Toward the end of his lecture, Forman issued a call to action for all universities, including Yale, to see their roles as “engines of mobility” and to find ways to open their doors to marginalized communities that can reshape cities for the better. 

But he concluded his lecture by directly addressing the students in the room who will help lead the change, urging them to remain hopeful. 

“You are going to do something in pursuit of justice, something to expand access to the legal profession, something to advance civil rights and civil liberties in a way that would make Judge Skelly Wright proud,” he said.

The J. Skelly Wright Professorship of Law is named in honor of civil rights icon James Skelly Wright ’61 Hon. LL.D. (1911–1988), who served as a judge on the U.S. District Court for the Eastern District of Louisiana and the U.S. Court of Appeals for the D.C. Circuit. Over the course of his career, Wright worked to strike down racial and economic segregation, curtail sex and employment discrimination, and expand the rights of prisoners, tenants, and low-income people. The professorship, established in 2008, grew out of a teaching fellowship to honor the judge by inspiring students with the ideal of public service. 

In her introductory remarks, Dean Heather K. Gerken said few people were as qualified as Forman to take up the professorship named in Wright’s honor.

“[Professor Forman] has used his immense talents and his unflagging energy in the battle against inequity in our criminal justice and education system,” she said. “He is the finest of scholars and the finest of lawyers. And that is because he is the finest of people.

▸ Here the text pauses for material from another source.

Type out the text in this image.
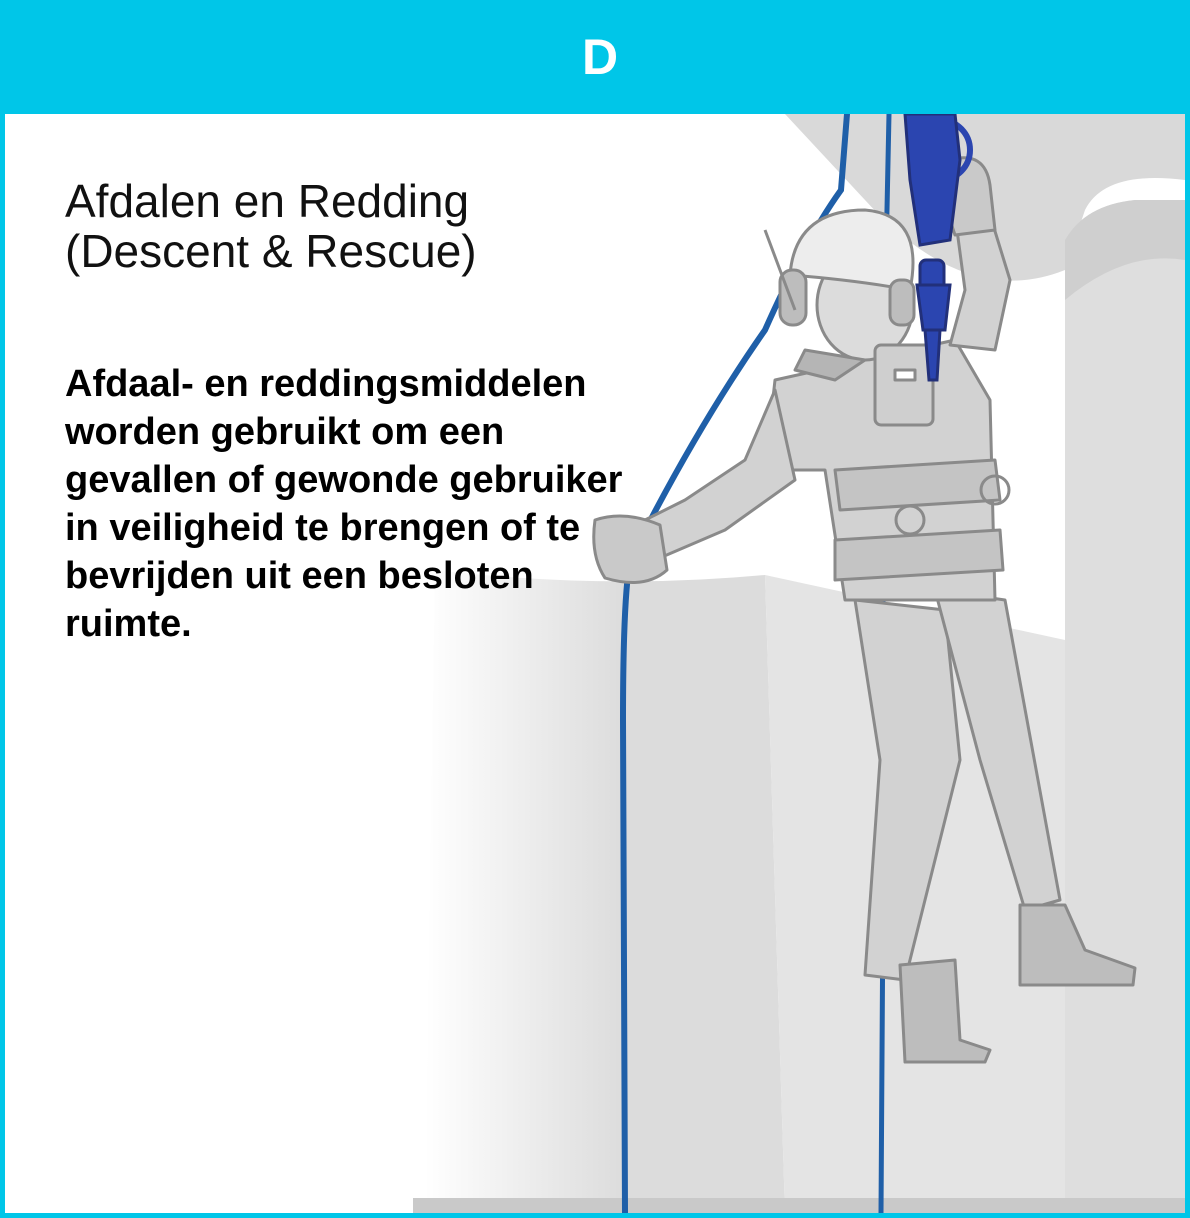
D
Afdalen en Redding
(Descent & Rescue)

Afdaal- en reddingsmiddelen worden gebruikt om een gevallen of gewonde gebruiker in veiligheid te brengen of te bevrijden uit een besloten ruimte.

He makes it impossible to think that the law is something abstract, that its consequences are numbers, not people, that we are excused from the responsibility to engage directly and think deeply about the harms and plagues our schools and communities and prisons experience.”

Forman has worked as a public defender, representing juveniles and adults charged with crimes. His scholarship focuses on schools, police, and prisons, with a particular focus on the race and class dimensions of those institutions. In 2022, he helped launch the Law and Racial Justice Center at Yale Law School, which brings together New Haveners, Yale students, staff, and faculty, local government officials, and local and national experts to imagine and implement projects that advance racial justice.

He is the author of the Pulitzer Prize-winning book Locking Up Our Own: Crime and Punishment in Black America. His second book, Dismantling Mass Incarceration: A Handbook for Change, will be published in July 2024.